Details
-
Bug
-
Resolution: Done
-
P2: Important
-
5.9.1
-
* MacOs 10.13
* Windows 10 (VS 2015)
-
f286027e6b8fb89e05d64a2a848ec18a95934526 (qt/qtbase/5.12)
Description
Scenario: reading an xml file with QXmlStreamReader and writing every (unmodified) token to another file with QXmlStreamWriter.
while (!reader.atEnd())
{
reader.readNext();
writer.writeCurrentToken(reader);
}
Input file:
<?xml version="1.0" encoding="UTF-8" standalone="yes"?> <root> <father><child xmlns:unknown='http://mydomain'>Text</child></father> </root>
Expected: output should equal input. Actual:
<?xml version="1.0" encoding="UTF-8"?><root> <father xmlns:unknown="http://mydomain"><child>Text</child></father> </root>
Note that the xmlns attribute was moved to the "father" tag. If any whitespace (space, tab, newline) is added after the "father" tag, namespace is correctly placed in the "child" tag. Tags and namespaces seem to be read correctly by the QXmlStreamReader.
The problem can be reproduced with the XML Stream Lint Example from Qt docs and the attached xml file.
If confirmed, this is a severe issue for any applications using xml data.

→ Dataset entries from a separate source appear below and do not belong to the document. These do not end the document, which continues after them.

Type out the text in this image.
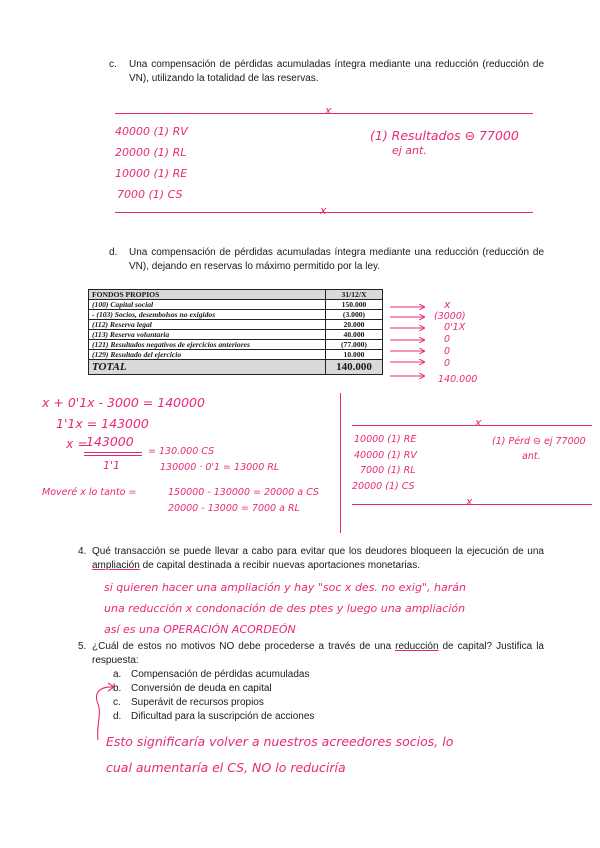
c. Una compensación de pérdidas acumuladas íntegra mediante una reducción (reducción de VN), utilizando la totalidad de las reservas.
x
40000 (1) RV
20000 (1) RL
10000 (1) RE
7000 (1) CS
(1) Resultados ⊖ 77000
ej ant.
x
d. Una compensación de pérdidas acumuladas íntegra mediante una reducción (reducción de VN), dejando en reservas lo máximo permitido por la ley.
FONDOS PROPIOS	31/12/X
(100) Capital social	150.000
- (103) Socios, desembolsos no exigidos	(3.000)
(112) Reserva legal	20.000
(113) Reserva voluntaria	40.000
(121) Resultados negativos de ejercicios anteriores	(77.000)
(129) Resultado del ejercicio	10.000
TOTAL	140.000
x
(3000)
0'1X
0
0
0
140.000
x + 0'1x - 3000 = 140000
1'1x = 143000
x =
143000
1'1
= 130.000 CS
130000 · 0'1 = 13000 RL
Moveré x lo tanto =	150000 - 130000 = 20000 a CS
20000 - 13000 = 7000 a RL
x
10000 (1) RE
40000 (1) RV
7000 (1) RL
20000 (1) CS
(1) Pérd ⊖ ej 77000
ant.
x
4. Qué transacción se puede llevar a cabo para evitar que los deudores bloqueen la ejecución de una ampliación de capital destinada a recibir nuevas aportaciones monetarias.
si quieren hacer una ampliación y hay "soc x des. no exig", harán
una reducción x condonación de des ptes y luego una ampliación
así es una OPERACIÓN ACORDEÓN
5. ¿Cuál de estos no motivos NO debe procederse a través de una reducción de capital? Justifica la respuesta:
a. Compensación de pérdidas acumuladas
b. Conversión de deuda en capital
c. Superávit de recursos propios
d. Dificultad para la suscripción de acciones
Esto significaría volver a nuestros acreedores socios, lo
cual aumentaría el CS, NO lo reduciría
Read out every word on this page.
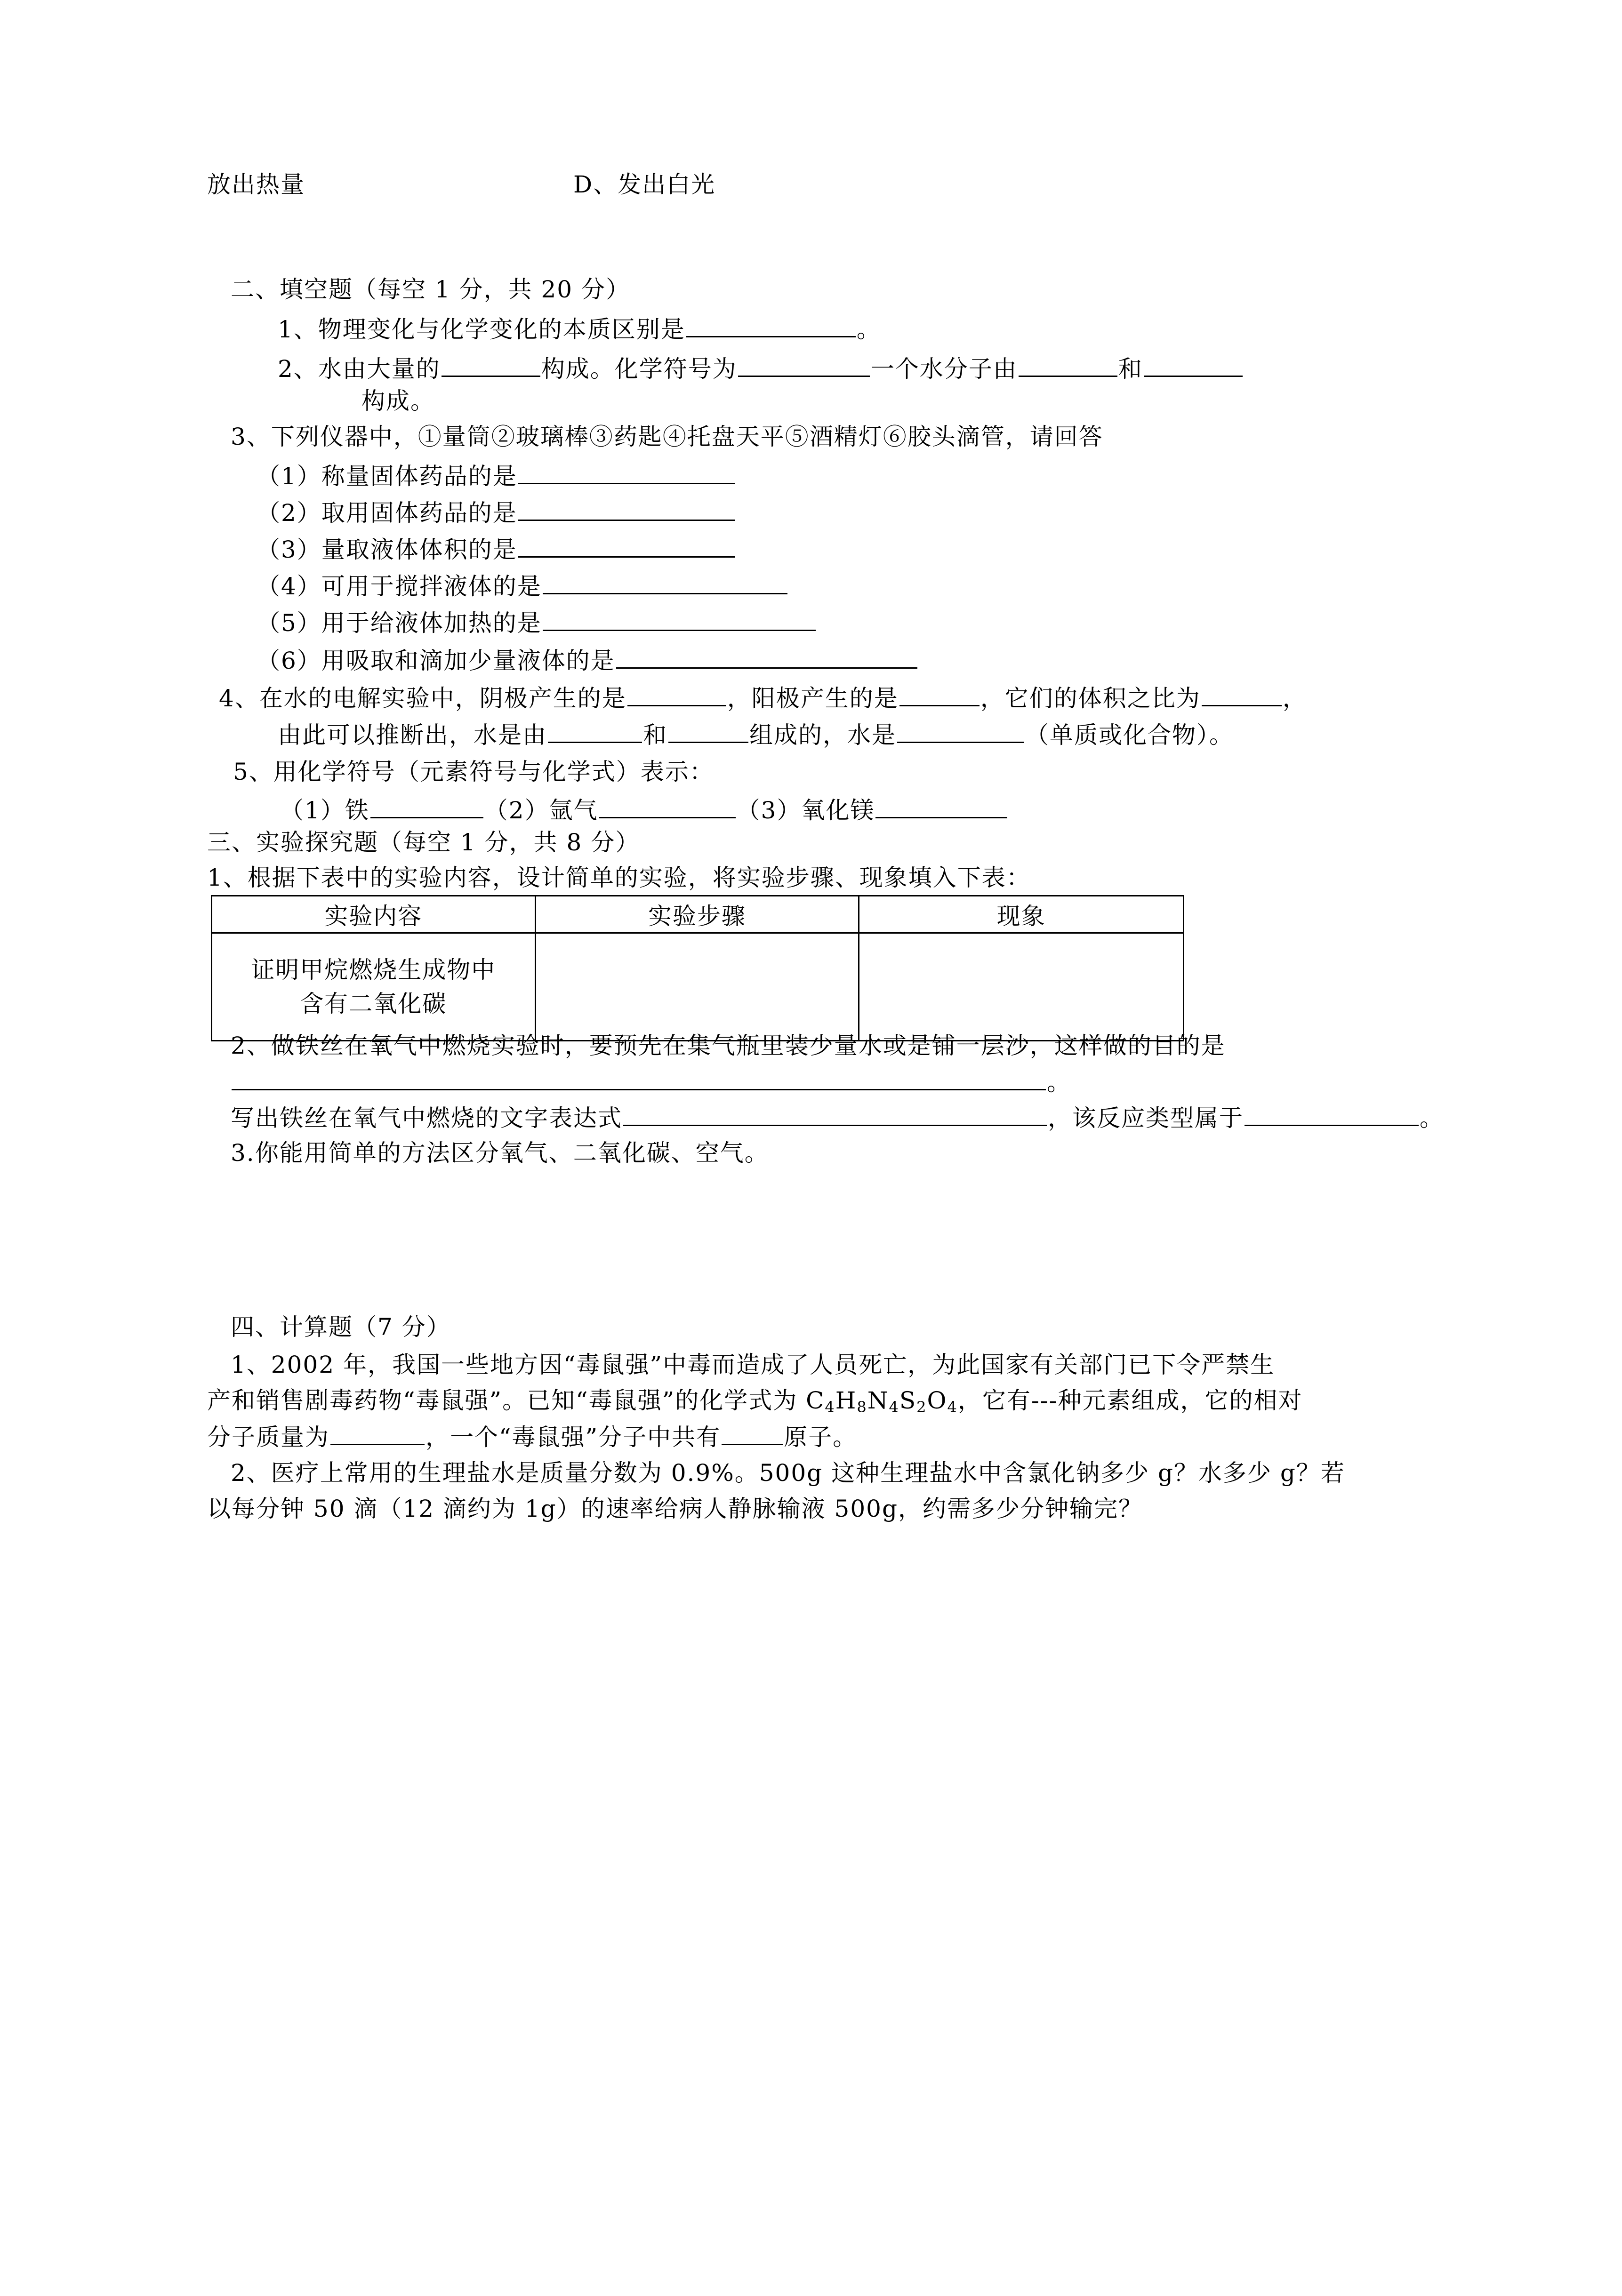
放出热量	D、发出白光
二、填空题（每空 1 分，共 20 分）
1、物理变化与化学变化的本质区别是	。
2、水由大量的	构成。化学符号为	一个水分子由	和
构成。
3、下列仪器中，①量筒②玻璃棒③药匙④托盘天平⑤酒精灯⑥胶头滴管，请回答
（1）称量固体药品的是
（2）取用固体药品的是
（3）量取液体体积的是
（4）可用于搅拌液体的是
（5）用于给液体加热的是
（6）用吸取和滴加少量液体的是
4、在水的电解实验中，阴极产生的是	，阳极产生的是	，它们的体积之比为	，
由此可以推断出，水是由	和	组成的，水是	（单质或化合物）。
5、用化学符号（元素符号与化学式）表示：
（1）铁	（2）氩气	（3）氧化镁
三、实验探究题（每空 1 分，共 8 分）
1、根据下表中的实验内容，设计简单的实验，将实验步骤、现象填入下表：
实验内容	实验步骤	现象
证明甲烷燃烧生成物中
含有二氧化碳		
2、做铁丝在氧气中燃烧实验时，要预先在集气瓶里装少量水或是铺一层沙，这样做的目的是
。
写出铁丝在氧气中燃烧的文字表达式	，该反应类型属于	。
3.你能用简单的方法区分氧气、二氧化碳、空气。
四、计算题（7 分）
1、2002 年，我国一些地方因“毒鼠强”中毒而造成了人员死亡，为此国家有关部门已下令严禁生
产和销售剧毒药物“毒鼠强”。已知“毒鼠强”的化学式为 $C_4H_8N_4S_2O_4$，它有---种元素组成，它的相对
分子质量为	，一个“毒鼠强”分子中共有	原子。
2、医疗上常用的生理盐水是质量分数为 0.9%。500g 这种生理盐水中含氯化钠多少 g？水多少 g？若
以每分钟 50 滴（12 滴约为 1g）的速率给病人静脉输液 500g，约需多少分钟输完？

Also note other small problems:
- "standalone" attribute is removed from the start token;
- the first newline is arbitrarily removed
A workaround to 1. is to handle the startDocument token explicitly:
if( reader.isStartDocument() ) { writer.setCodec( QTextCodec::codecForName( reader.documentEncoding().toLatin1() ) ); writer.writeStartDocument( reader.documentVersion().toString(), reader.isStandaloneDocument() ); } else writer.writeCurrentToken( reader );
Side note: the reader API returns QStringRef while the writer takes const QString, thus requiring an unnecessary copy for every string ref.